* As she wrote previously, the women took over during oral arguments on an abortion case.
* A unanimous order affirming the right of same-sex partners to adopt children and the tossing of a death penalty conviction in Louisiana.
* "Friday’s unsigned order allowing several abortion clinics in Louisiana to reopen their doors, following an emergency decision from the 5th U.S. Circuit Court of Appeals that would have shuttered all but one clinic in that state."
* Embattled Justices Thomas and Alito have formed an alliance of two as a bulwark against “the path set out by their six colleagues.”
* There’s also "a growing sense among conservative interest groups and litigation shops that the good times and rich bounty of the old Roberts court are no longer on offer and that it may be better to cut and run than stick around and lose." That includes a recent settlement by Dow Chemical in their major anti-trust appeal and the fact that a key gun rights group opted to drop its challenge to Gov. Andrew Cuomo’s SAFE Act.

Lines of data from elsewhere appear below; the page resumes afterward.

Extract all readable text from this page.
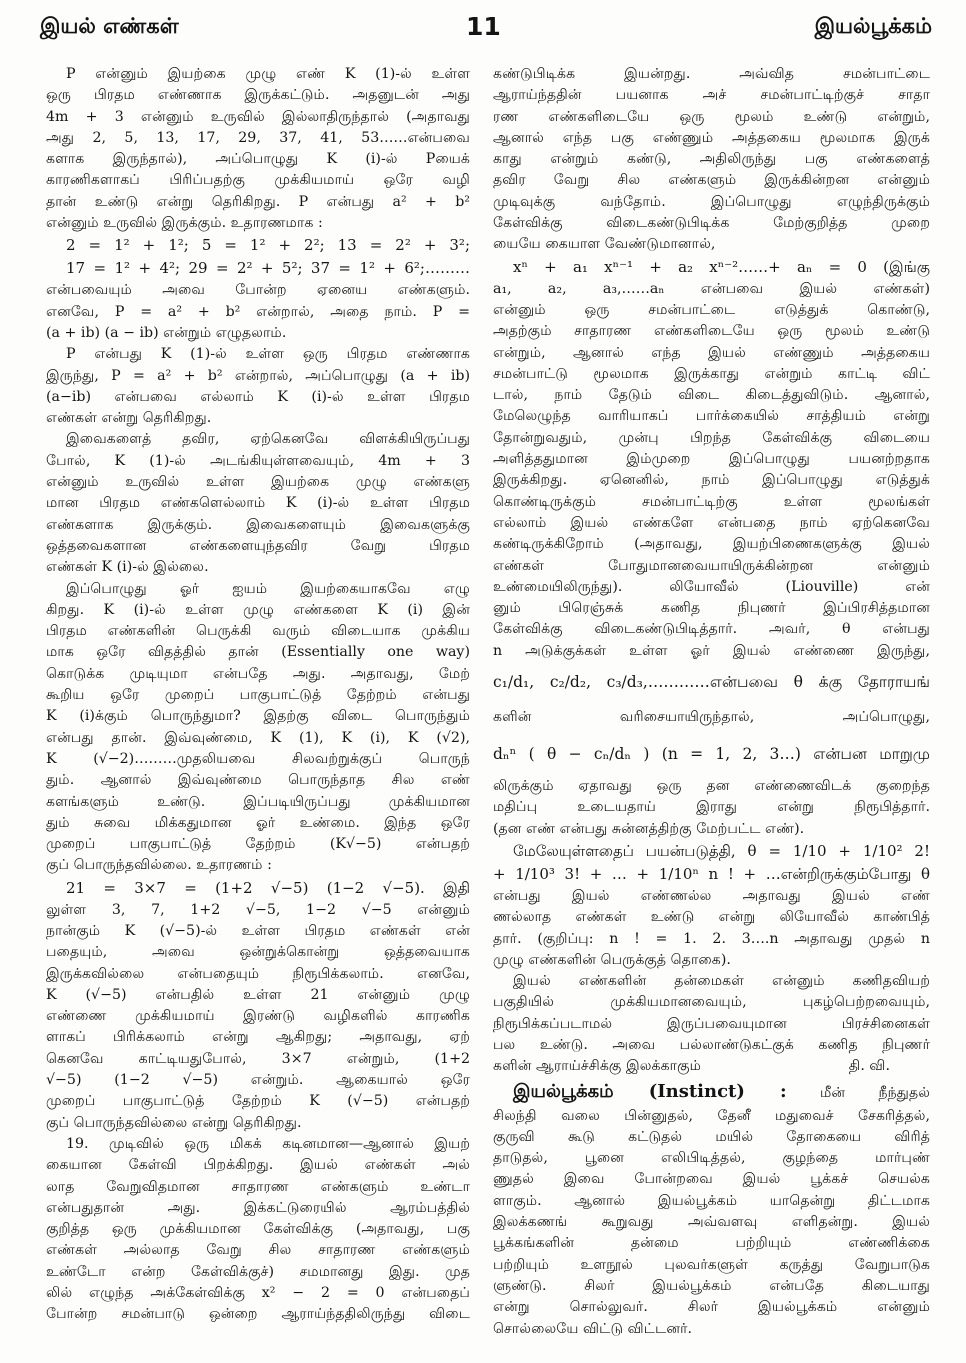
இயல் எண்கள்	11	இயல்பூக்கம்
P என்னும் இயற்கை முழு எண் K (1)-ல் உள்ள
ஒரு பிரதம எண்ணாக இருக்கட்டும். அதனுடன் அது
4m + 3 என்னும் உருவில் இல்லாதிருந்தால் (அதாவது
அது 2, 5, 13, 17, 29, 37, 41, 53……என்பவை
களாக இருந்தால்), அப்பொழுது K (i)-ல் Pயைக்
காரணிகளாகப் பிரிப்பதற்கு முக்கியமாய் ஒரே வழி
தான் உண்டு என்று தெரிகிறது. P என்பது a² + b²
என்னும் உருவில் இருக்கும். உதாரணமாக :
2 = 1² + 1²; 5 = 1² + 2²; 13 = 2² + 3²;
17 = 1² + 4²; 29 = 2² + 5²; 37 = 1² + 6²;………
என்பவையும் அவை போன்ற ஏனைய எண்களும்.
எனவே, P = a² + b² என்றால், அதை நாம். P =
(a + ib) (a − ib) என்றும் எழுதலாம்.
P என்பது K (1)-ல் உள்ள ஒரு பிரதம எண்ணாக
இருந்து, P = a² + b² என்றால், அப்பொழுது (a + ib)
(a−ib) என்பவை எல்லாம் K (i)-ல் உள்ள பிரதம
எண்கள் என்று தெரிகிறது.
இவைகளைத் தவிர, ஏற்கெனவே விளக்கியிருப்பது
போல், K (1)-ல் அடங்கியுள்ளவையும், 4m + 3
என்னும் உருவில் உள்ள இயற்கை முழு எண்களு
மான பிரதம எண்களெல்லாம் K (i)-ல் உள்ள பிரதம
எண்களாக இருக்கும். இவைகளையும் இவைகளுக்கு
ஒத்தவைகளான எண்களையுந்தவிர வேறு பிரதம
எண்கள் K (i)-ல் இல்லை.
இப்பொழுது ஓர் ஐயம் இயற்கையாகவே எழு
கிறது. K (i)-ல் உள்ள முழு எண்களை K (i) இன்
பிரதம எண்களின் பெருக்கி வரும் விடையாக முக்கிய
மாக ஒரே விதத்தில் தான் (Essentially one way)
கொடுக்க முடியுமா என்பதே அது. அதாவது, மேற்
கூறிய ஒரே முறைப் பாகுபாட்டுத் தேற்றம் என்பது
K (i)க்கும் பொருந்துமா? இதற்கு விடை பொருந்தும்
என்பது தான். இவ்வுண்மை, K (1), K (i), K (√2),
K (√−2)………முதலியவை சிலவற்றுக்குப் பொருந்
தும். ஆனால் இவ்வுண்மை பொருந்தாத சில எண்
களங்களும் உண்டு. இப்படியிருப்பது முக்கியமான
தும் சுவை மிக்கதுமான ஓர் உண்மை. இந்த ஒரே
முறைப் பாகுபாட்டுத் தேற்றம் (K√−5) என்பதற்
குப் பொருந்தவில்லை. உதாரணம் :
21 = 3×7 = (1+2 √−5) (1−2 √−5). இதி
லுள்ள 3, 7, 1+2 √−5, 1−2 √−5 என்னும்
நான்கும் K (√−5)-ல் உள்ள பிரதம எண்கள் என்
பதையும், அவை ஒன்றுக்கொன்று ஒத்தவையாக
இருக்கவில்லை என்பதையும் நிரூபிக்கலாம். எனவே,
K (√−5) என்பதில் உள்ள 21 என்னும் முழு
எண்ணை முக்கியமாய் இரண்டு வழிகளில் காரணிக
ளாகப் பிரிக்கலாம் என்று ஆகிறது; அதாவது, ஏற்
கெனவே காட்டியதுபோல், 3×7 என்றும், (1+2
√−5) (1−2 √−5) என்றும். ஆகையால் ஒரே
முறைப் பாகுபாட்டுத் தேற்றம் K (√−5) என்பதற்
குப் பொருந்தவில்லை என்று தெரிகிறது.
19. முடிவில் ஒரு மிகக் கடினமான—ஆனால் இயற்
கையான கேள்வி பிறக்கிறது. இயல் எண்கள் அல்
லாத வேறுவிதமான சாதாரண எண்களும் உண்டா
என்பதுதான் அது. இக்கட்டுரையில் ஆரம்பத்தில்
குறித்த ஒரு முக்கியமான கேள்விக்கு (அதாவது, பகு
எண்கள் அல்லாத வேறு சில சாதாரண எண்களும்
உண்டோ என்ற கேள்விக்குச்) சமமானது இது. முத
லில் எழுந்த அக்கேள்விக்கு x² − 2 = 0 என்பதைப்
போன்ற சமன்பாடு ஒன்றை ஆராய்ந்ததிலிருந்து விடை
கண்டுபிடிக்க இயன்றது. அவ்வித சமன்பாட்டை
ஆராய்ந்ததின் பயனாக அச் சமன்பாட்டிற்குச் சாதா
ரண எண்களிடையே ஒரு மூலம் உண்டு என்றும்,
ஆனால் எந்த பகு எண்ணும் அத்தகைய மூலமாக இருக்
காது என்றும் கண்டு, அதிலிருந்து பகு எண்களைத்
தவிர வேறு சில எண்களும் இருக்கின்றன என்னும்
முடிவுக்கு வந்தோம். இப்பொழுது எழுந்திருக்கும்
கேள்விக்கு விடைகண்டுபிடிக்க மேற்குறித்த முறை
யையே கையாள வேண்டுமானால்,
xⁿ + a₁ xⁿ⁻¹ + a₂ xⁿ⁻²……+ aₙ = 0 (இங்கு
a₁, a₂, a₃,……aₙ என்பவை இயல் எண்கள்)
என்னும் ஒரு சமன்பாட்டை எடுத்துக் கொண்டு,
அதற்கும் சாதாரண எண்களிடையே ஒரு மூலம் உண்டு
என்றும், ஆனால் எந்த இயல் எண்ணும் அத்தகைய
சமன்பாட்டு மூலமாக இருக்காது என்றும் காட்டி விட்
டால், நாம் தேடும் விடை கிடைத்துவிடும். ஆனால்,
மேலெழுந்த வாரியாகப் பார்க்கையில் சாத்தியம் என்று
தோன்றுவதும், முன்பு பிறந்த கேள்விக்கு விடையை
அளித்ததுமான இம்முறை இப்பொழுது பயனற்றதாக
இருக்கிறது. ஏனெனில், நாம் இப்பொழுது எடுத்துக்
கொண்டிருக்கும் சமன்பாட்டிற்கு உள்ள மூலங்கள்
எல்லாம் இயல் எண்களே என்பதை நாம் ஏற்கெனவே
கண்டிருக்கிறோம் (அதாவது, இயற்பிணைகளுக்கு இயல்
எண்கள் போதுமானவையாயிருக்கின்றன என்னும்
உண்மையிலிருந்து). லியோவீல் (Liouville) என்
னும் பிரெஞ்சுக் கணித நிபுணர் இப்பிரசித்தமான
கேள்விக்கு விடைகண்டுபிடித்தார். அவர், θ என்பது
n அடுக்குக்கள் உள்ள ஓர் இயல் எண்ணை இருந்து,
c₁/d₁, c₂/d₂, c₃/d₃,…………என்பவை θ க்கு தோராயங்
களின் வரிசையாயிருந்தால், அப்பொழுது,
dₙⁿ ( θ − cₙ/dₙ ) (n = 1, 2, 3…) என்பன மாறுமு
லிருக்கும் ஏதாவது ஒரு தன எண்ணைவிடக் குறைந்த
மதிப்பு உடையதாய் இராது என்று நிரூபித்தார்.
(தன எண் என்பது சுன்னத்திற்கு மேற்பட்ட எண்).
மேலேயுள்ளதைப் பயன்படுத்தி, θ = 1/10 + 1/10² 2!
+ 1/10³ 3! + … + 1/10ⁿ n ! + …என்றிருக்கும்போது θ
என்பது இயல் எண்ணல்ல அதாவது இயல் எண்
ணல்லாத எண்கள் உண்டு என்று லியோவீல் காண்பித்
தார். (குறிப்பு: n ! = 1. 2. 3….n அதாவது முதல் n
முழு எண்களின் பெருக்குத் தொகை).
இயல் எண்களின் தன்மைகள் என்னும் கணிதவியற்
பகுதியில் முக்கியமானவையும், புகழ்பெற்றவையும்,
நிரூபிக்கப்படாமல் இருப்பவையுமான பிரச்சினைகள்
பல உண்டு. அவை பல்லாண்டுகட்குக் கணித நிபுணர்
களின் ஆராய்ச்சிக்கு இலக்காகும்	தி. வி.
இயல்பூக்கம் (Instinct) : மீன் நீந்துதல்
சிலந்தி வலை பின்னுதல், தேனீ மதுவைச் சேகரித்தல்,
குருவி கூடு கட்டுதல் மயில் தோகையை விரித்
தாடுதல், பூனை எலிபிடித்தல், குழந்தை மார்புண்
ணுதல் இவை போன்றவை இயல் பூக்கச் செயல்க
ளாகும். ஆனால் இயல்பூக்கம் யாதென்று திட்டமாக
இலக்கணங் கூறுவது அவ்வளவு எளிதன்று. இயல்
பூக்கங்களின் தன்மை பற்றியும் எண்ணிக்கை
பற்றியும் உளநூல் புலவர்களுள் கருத்து வேறுபாடுக
ளுண்டு. சிலர் இயல்பூக்கம் என்பதே கிடையாது
என்று சொல்லுவர். சிலர் இயல்பூக்கம் என்னும்
சொல்லையே விட்டு விட்டனர்.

Lithwick draws this conclusion from what she's seen so far:
Expect a lot more weirdness and subtle signaling from the court as the term rolls on. An institution that never wished to be an election issue has become one. What might have once been routine orders have now turned into a complex game of reputation management. Whether it’s the chief justice trying to appear apolitical, the conservative justices trying to fly the flag of ideology, or the liberals making hay while the sun briefly shines, nothing at the court these days is exactly what it appears to be, and it appears it will be that way for a while.As public pressure on Republican Senators ramps up against their obstruction strategy and the prospect of Donald Trump as the party's presidential nominee portends the potential loss of their Senate majority, it will be increasingly difficult for Republicans to justify their position. If the trends Lithwick identified continue, you can add to that the specter of an increasingly liberalized Supreme Court.